– Положили восемьдесят тысяч человек и не продвинулись ни на шаг. Ради чего?

Чтобы прервать мрачный ход отцовских мыслей, я сообщил ему новость, от которой он сразу повеселел:

– Беру в жены Татьяну… Если благословишь.

– Татьяну Ухналеву? А что, хороша невеста! Любо! И семья благородная. Вот порадовал так порадовал! Как же не благословить?! От всей души благословляю!

Он снял иконку Донской Божией Матери и сделал ею над моей головой крестное знамение.

– Эх, мамани нашей нет! То-то бы возрадовалась! Она эту Таньку с коротких косичек знавала. Доброе дело удумал! Совет вам да любовь! А она-то согласна? – спохватился отец.

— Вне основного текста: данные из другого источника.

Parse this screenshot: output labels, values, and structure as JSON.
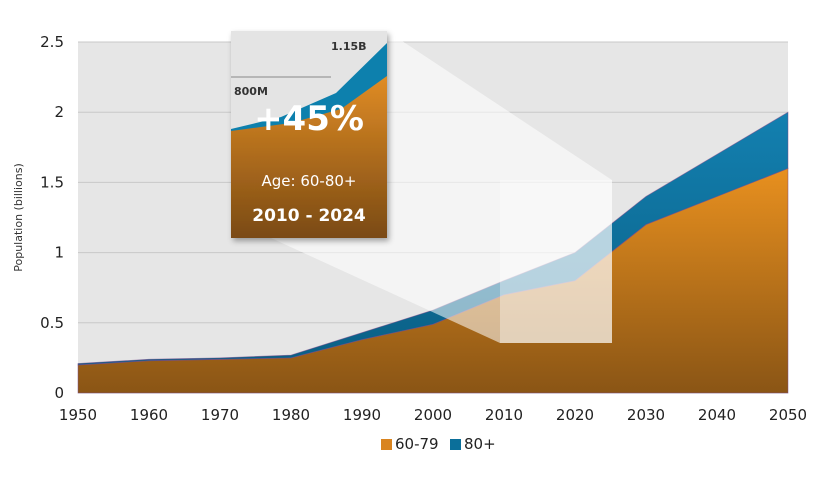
{
  "chart_data": {
    "type": "area",
    "stacked": true,
    "x": [
      1950,
      1960,
      1970,
      1980,
      1990,
      2000,
      2010,
      2020,
      2030,
      2040,
      2050
    ],
    "series": [
      {
        "name": "60-79",
        "color": "#d9841f",
        "values": [
          0.2,
          0.23,
          0.24,
          0.25,
          0.38,
          0.49,
          0.7,
          0.8,
          1.2,
          1.4,
          1.6
        ]
      },
      {
        "name": "80+",
        "color": "#0b6f9a",
        "values": [
          0.01,
          0.01,
          0.01,
          0.02,
          0.05,
          0.1,
          0.1,
          0.2,
          0.2,
          0.3,
          0.4
        ]
      }
    ],
    "ylabel": "Population (billions)",
    "xlabel": "",
    "ylim": [
      0,
      2.5
    ],
    "yticks": [
      "0",
      "0.5",
      "1",
      "1.5",
      "2",
      "2.5"
    ],
    "xticks": [
      "1950",
      "1960",
      "1970",
      "1980",
      "1990",
      "2000",
      "2010",
      "2020",
      "2030",
      "2040",
      "2050"
    ],
    "grid": true,
    "legend_position": "bottom",
    "callout": {
      "start_label": "800M",
      "end_label": "1.15B",
      "headline": "+45%",
      "subtitle": "Age: 60-80+",
      "range": "2010 - 2024"
    }
  }
}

– Мы с ней в Питере объяснились. Согласна. Войну прикончим и сразу свадьбу сыграем.

– Войну… – помрачнел отец. – Как бы она нас не прикончила, стерва, клятая… Уж больно погано все выходит.

И он снова взялся за разбор операции.


На заре вернулись из Новогрудка квартирьеры. Полк свернул палатки и перешел в местечко. Казаки стали на постой по дворам обывателей. Отца и всех его штабных определили в добротный кирпичный дом с чугунным балкончиком. Хозяева-евреи почтительно накрыли нехитрый стол: картошка в лупеже, селедка с луком и свеклой… Офицеры достали манерки, обшитые шинельным сукном, забулькали в стаканы.

– Хорошо вам с турками воевать, – рассуждал пожилой есаул, поддевая на вилку, как на пику, оставшуюся селедочную голову. – Турок враг давний, привычный, от шашки бежит, от пики хоронится. А немец-то больше за машину прячется да машиной отбивается. Шашкой против машины много не помашешь. Вот и воюем аки драгуны. Кони в схроне, казаки в окопах. Дух казачий теряем.

– Дух дело наживное, подъемное, – возражал ему отец, подкручивая фитиль керосиновой лампы. – А вот головы казачьи летят почем зря. Уж сколько казаков в эту землю уложены, а до Берлина, как до Луны.

– Сто двадцать три нижних чина и пять офицеров, – наизусть уточнил сотник-адъютант. – В других полках еще хуже.

– Вот ты мне сотню с полусотней построй да верни ее на Дон. То-то бы ребятки там пригодились, – вздохнул есаул, наполняя граненую чарку.

– Хватит, братцы, журиться, – предложил отец. – Давайте песню сыграем.

– Любо!

Сотник-адъютант откинулся на спинку венского стула и завел красивым фальцетом:

Когда мы были на войне…


Под эту песню я написал длинное и нежное письмо Татьяне.

* * *

Настал день моего отъезда в полк.

Отец снял с груди свой амулет – ладанку с «перелет-травой» – и повесил мне на шею.

– Моя мать, бабушка твоя, проводила меня на японскую войну с этой ладанкой. В ней наша хоперская «перелет-трава». Слышал про такую?

– Нет.

– Так послушай… С «перелет-травой» тебя ни одна пуля не клюнет – перелетит. У меня под Мукденом дважды перелетала: один раз папаху сбила, а в лоб не попала, другой раз – по ребрам чиркнула, а в грудь не вошла. Так-то! Носи! Она и тебя сбережет, как меня.


С этой ладанкой да с отцовым объятием я и отправился на свой – Турецкий фронт, в свой полк… Знать бы, что вижу отца в последний раз…

На прощанье он подарил мне трофейный немецкий бинокль, в который я смотрел на германские позиции, и трехцветный сигнальный фонарик. Бинокль был весьма необходим в горах.

Отец торопливо перекрестил напоследок и долго смотрел вослед уносящему меня грузовому мотору. Сердце тоскливо ёкнуло – увидимся ли еще раз? Эх, батя, нам бы с тобой поменяться фронтами!


6 ноября 1916 года я вернулся в свой полк, который стоял в горах Хаккияри, разбросанный по ассирийским селениям. Корявые горные леса стояли в золотом убранстве. По питерским меркам было еще довольно жарко – за 20 градусов Цельсия. Но местные женщины, собирая кизил, уже кутались в платки.